How does lead get in drinking water?
In Massachusetts, most drinking water sources like reservoirs and groundwater are lead free. When lead is present in water, it is typically due to the water flowing through lead pipes or plumbing in homes with lead parts or solder. Service lines, which are the pipes that connect your home to the water main, could have lead in them. Inside your home, you may have lead pipes, copper pipes connected with lead solder, or brass faucets or fittings containing lead. Lead levels are highest when the water has been sitting in lead pipes for several hours. Hot water causes lead to enter water faster.
How does lead get in my body?
In many cases, most exposure to lead is from paint dust, paint chips, and soil contaminated with lead. Lead can also get into your body by drinking or cooking with water containing lead. Lead is not absorbed through the skin. Bathing or showering in water containing lead should be safe.
Most children come into contact with lead by being exposed to the paint in old homes. When old paint that contains lead peels and cracks, it creates lead dust and chips. Home renovation may also create significant amounts of lead dust and must be done with caution. Lead dust can be breathed in or get onto hands and toys. Lead intake often occurs when children put their hands and toys in their mouths.
Should I have my children tested?
Children under the age of 6 years old are at greatest risk because they are growing so rapidly and because they tend to put their hands or other objects, which may be contaminated with lead dust, into their mouths. In Massachusetts, children must be tested for lead at ages 9-12 months, 2 years old, 3 years old, and, if you live in a high risk neighborhood, 4 years old. Every child must have at least one blood lead level test before they begin kindergarten.
These standard testing procedures are likely adequate for the vast majority of Newton residents. If you have additional concerns and would like your child tested further, please discuss with your pediatrician. If you do choose to have your child tested, a blood sample taken from the child’s vein is more accurate than a sample taken from the child’s finger. Please know that the cost of any blood lead level testing will be the responsibility of the resident.
How can I reduce the risk of lead exposure from drinking water?
If your water has gone unused for more than 6 hours, run any faucet used for drinking or cooking until the water becomes cold before using.
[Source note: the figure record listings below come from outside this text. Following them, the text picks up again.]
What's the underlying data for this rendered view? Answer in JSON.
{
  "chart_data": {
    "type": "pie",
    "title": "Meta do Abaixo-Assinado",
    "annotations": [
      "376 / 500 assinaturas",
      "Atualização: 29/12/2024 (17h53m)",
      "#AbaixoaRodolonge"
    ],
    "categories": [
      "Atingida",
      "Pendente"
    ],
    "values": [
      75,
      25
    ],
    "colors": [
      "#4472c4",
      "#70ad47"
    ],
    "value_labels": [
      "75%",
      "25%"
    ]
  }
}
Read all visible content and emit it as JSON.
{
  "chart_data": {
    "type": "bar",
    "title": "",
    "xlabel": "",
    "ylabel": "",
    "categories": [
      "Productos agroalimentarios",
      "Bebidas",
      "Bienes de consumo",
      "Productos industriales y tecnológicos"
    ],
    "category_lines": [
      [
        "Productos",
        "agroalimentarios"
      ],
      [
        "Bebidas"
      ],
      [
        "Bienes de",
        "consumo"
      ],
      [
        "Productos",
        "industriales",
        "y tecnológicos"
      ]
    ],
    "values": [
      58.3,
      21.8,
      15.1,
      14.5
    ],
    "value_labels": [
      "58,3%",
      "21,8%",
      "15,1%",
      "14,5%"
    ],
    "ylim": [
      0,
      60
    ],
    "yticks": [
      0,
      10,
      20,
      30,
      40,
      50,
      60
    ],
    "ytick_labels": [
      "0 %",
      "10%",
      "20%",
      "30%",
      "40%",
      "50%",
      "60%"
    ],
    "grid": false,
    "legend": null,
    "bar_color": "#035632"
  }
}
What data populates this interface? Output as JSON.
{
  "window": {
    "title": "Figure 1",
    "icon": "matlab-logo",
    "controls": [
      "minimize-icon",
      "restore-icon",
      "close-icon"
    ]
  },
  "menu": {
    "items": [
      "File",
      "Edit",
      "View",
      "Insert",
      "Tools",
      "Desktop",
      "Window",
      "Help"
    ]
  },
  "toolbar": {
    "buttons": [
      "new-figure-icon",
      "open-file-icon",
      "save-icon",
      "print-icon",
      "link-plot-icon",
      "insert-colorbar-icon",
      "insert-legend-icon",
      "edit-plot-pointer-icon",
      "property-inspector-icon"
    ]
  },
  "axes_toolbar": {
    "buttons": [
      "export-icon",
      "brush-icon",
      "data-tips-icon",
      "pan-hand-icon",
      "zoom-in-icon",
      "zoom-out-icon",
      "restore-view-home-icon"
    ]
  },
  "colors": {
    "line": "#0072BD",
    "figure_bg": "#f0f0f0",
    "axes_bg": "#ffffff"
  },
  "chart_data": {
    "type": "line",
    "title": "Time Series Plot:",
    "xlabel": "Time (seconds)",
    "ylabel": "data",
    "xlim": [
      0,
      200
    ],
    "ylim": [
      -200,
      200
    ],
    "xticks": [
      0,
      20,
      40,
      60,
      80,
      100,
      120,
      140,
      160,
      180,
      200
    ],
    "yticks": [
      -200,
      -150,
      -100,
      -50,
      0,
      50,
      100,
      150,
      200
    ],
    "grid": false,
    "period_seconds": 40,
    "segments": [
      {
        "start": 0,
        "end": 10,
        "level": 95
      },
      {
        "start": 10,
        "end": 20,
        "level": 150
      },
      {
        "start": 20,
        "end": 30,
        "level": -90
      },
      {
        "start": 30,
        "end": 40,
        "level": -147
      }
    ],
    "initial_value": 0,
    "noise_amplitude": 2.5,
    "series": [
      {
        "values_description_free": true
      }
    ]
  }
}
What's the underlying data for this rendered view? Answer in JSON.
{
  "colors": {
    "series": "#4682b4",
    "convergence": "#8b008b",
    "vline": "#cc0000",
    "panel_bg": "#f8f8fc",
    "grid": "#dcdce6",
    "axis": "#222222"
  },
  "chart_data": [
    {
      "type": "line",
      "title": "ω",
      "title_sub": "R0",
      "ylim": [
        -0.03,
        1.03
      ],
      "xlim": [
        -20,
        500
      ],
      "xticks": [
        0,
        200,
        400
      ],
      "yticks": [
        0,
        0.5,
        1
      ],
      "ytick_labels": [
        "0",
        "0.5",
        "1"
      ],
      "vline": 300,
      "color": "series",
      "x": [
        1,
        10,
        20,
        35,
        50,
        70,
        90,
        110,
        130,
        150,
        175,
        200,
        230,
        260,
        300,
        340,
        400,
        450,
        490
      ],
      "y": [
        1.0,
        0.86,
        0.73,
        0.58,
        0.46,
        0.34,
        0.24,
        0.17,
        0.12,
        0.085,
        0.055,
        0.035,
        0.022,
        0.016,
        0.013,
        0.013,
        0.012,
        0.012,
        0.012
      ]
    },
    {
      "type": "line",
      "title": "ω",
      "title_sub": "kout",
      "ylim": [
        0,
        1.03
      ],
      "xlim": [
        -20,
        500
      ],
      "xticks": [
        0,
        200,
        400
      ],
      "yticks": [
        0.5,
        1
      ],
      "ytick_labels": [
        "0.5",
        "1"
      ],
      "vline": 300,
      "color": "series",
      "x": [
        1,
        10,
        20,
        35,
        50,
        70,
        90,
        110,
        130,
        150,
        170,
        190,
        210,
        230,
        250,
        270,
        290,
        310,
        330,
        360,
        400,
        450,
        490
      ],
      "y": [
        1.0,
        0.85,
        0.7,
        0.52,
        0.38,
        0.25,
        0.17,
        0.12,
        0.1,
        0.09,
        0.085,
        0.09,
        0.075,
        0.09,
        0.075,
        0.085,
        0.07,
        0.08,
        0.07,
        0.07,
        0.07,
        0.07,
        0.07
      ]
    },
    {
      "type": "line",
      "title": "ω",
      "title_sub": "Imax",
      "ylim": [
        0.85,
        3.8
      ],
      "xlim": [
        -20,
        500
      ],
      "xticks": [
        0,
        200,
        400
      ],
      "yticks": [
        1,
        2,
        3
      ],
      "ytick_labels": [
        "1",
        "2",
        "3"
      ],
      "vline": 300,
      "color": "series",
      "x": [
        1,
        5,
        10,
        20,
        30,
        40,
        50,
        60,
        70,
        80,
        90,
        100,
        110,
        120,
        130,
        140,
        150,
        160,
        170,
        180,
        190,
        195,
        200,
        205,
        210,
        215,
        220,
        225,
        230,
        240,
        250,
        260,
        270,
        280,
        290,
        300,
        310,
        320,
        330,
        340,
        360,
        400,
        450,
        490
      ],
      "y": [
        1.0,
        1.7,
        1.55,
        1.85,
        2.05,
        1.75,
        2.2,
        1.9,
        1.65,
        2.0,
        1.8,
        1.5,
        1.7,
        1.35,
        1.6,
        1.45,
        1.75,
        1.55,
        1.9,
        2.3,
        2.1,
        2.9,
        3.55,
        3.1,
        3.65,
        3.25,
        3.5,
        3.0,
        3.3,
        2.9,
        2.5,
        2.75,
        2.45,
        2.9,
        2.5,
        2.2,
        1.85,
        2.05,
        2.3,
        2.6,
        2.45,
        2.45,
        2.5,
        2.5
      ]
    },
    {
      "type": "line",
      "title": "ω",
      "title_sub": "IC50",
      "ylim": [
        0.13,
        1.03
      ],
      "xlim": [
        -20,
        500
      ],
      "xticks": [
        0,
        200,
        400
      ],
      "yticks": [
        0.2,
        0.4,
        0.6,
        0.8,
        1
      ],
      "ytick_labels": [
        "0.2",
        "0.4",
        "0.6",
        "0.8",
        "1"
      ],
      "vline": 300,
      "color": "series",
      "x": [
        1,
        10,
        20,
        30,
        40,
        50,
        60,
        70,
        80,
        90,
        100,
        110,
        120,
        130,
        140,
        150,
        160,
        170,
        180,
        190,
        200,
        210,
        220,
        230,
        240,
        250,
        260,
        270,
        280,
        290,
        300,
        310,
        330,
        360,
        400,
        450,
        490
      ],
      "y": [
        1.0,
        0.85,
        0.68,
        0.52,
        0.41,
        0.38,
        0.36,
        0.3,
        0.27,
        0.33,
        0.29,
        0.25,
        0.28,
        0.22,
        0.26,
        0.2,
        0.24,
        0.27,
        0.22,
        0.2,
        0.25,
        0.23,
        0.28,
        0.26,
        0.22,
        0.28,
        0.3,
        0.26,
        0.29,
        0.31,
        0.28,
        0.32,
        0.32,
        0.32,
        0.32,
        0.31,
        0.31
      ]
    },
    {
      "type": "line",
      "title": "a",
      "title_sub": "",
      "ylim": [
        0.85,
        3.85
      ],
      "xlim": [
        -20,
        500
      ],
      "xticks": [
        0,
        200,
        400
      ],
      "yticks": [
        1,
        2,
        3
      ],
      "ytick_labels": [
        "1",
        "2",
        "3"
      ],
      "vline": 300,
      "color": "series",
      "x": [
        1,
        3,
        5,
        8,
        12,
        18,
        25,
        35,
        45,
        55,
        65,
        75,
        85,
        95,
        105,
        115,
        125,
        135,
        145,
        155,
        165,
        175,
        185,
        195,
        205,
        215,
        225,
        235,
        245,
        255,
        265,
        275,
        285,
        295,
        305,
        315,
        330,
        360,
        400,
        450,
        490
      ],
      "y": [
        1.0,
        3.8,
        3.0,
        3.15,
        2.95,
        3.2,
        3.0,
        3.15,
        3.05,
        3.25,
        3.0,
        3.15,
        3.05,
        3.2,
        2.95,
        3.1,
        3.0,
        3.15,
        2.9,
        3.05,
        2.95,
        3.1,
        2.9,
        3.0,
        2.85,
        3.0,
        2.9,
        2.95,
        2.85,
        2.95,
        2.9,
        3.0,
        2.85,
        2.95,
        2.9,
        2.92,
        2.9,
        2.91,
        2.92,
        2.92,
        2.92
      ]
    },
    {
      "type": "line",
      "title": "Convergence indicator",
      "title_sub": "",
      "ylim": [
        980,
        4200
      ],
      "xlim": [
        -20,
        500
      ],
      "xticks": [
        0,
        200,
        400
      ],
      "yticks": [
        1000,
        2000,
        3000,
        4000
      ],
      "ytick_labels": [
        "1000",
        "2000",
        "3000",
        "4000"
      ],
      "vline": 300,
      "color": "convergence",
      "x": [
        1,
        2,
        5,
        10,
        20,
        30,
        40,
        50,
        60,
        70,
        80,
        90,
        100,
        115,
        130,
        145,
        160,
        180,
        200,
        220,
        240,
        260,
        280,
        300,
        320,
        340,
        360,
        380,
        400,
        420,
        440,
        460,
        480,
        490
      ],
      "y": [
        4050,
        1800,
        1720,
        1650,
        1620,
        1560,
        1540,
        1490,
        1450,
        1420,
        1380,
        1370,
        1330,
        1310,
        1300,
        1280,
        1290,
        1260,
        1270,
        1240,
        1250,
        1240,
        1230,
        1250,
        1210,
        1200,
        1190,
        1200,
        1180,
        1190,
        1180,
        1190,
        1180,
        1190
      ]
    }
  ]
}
Use only cold water for drinking, cooking, and making baby formula/food for infants.
Please note that boiling water does not eliminate lead. If there is lead in your water, boiling it will increase lead levels.
Please go to www.MWRA.com for a full explanation of ways to reduce your exposure to lead in tap water.
How is the water tested in Newton Public Schools?
For the past 14 years, the City has complied with state mandated water testing in schools which involved selected sampling in two schools a year on a rotating basis. This year, based on reports of lead in water in other communities, we decided to go beyond the required testing and sample two water fountains in each of the school buildings. Two samples are taken from each of the tested water fountains. The first sample is labeled first draw (FD) and is taken right when the fountain is turned on. The second sample is taken after the fountain has run for 10 minutes and is labeled flush (F). For lead, the Environmental Protection Agency (EPA) requires remedial action for test results above 15 ug/L. Click here to see results from the 2016 tests of Newton Public Schools.
What has been done so far at Burr Elementary School?
During the initial round of testing, one of the water fountains at Burr Elementary School tested above the EPA actionable level for lead (15 ug/L). Water service was immediately shut off to all water fountains at Burr, bottled water was supplied to the school, and a second round of testing was done. The second round of testing again showed elevated lead levels.
All hallway water fountains at Burr have been removed and we will continue to supply bottled water to the school. The water fountains will not be replaced until we confirm the water is safe to drink.
Ongoing testing and planning is in progress. Representatives from the school, water, public buildings, and health departments are discussing next steps and will develop a remediation plan.
What is being done at the other Newton Public Schools?
All other samples collected were below the EPA actionable level. Out of an abundance of caution, additional samples at Horace Mann Elementary School, John Ward Elementary School and Cabot Elementary school were tested and came back below action levels.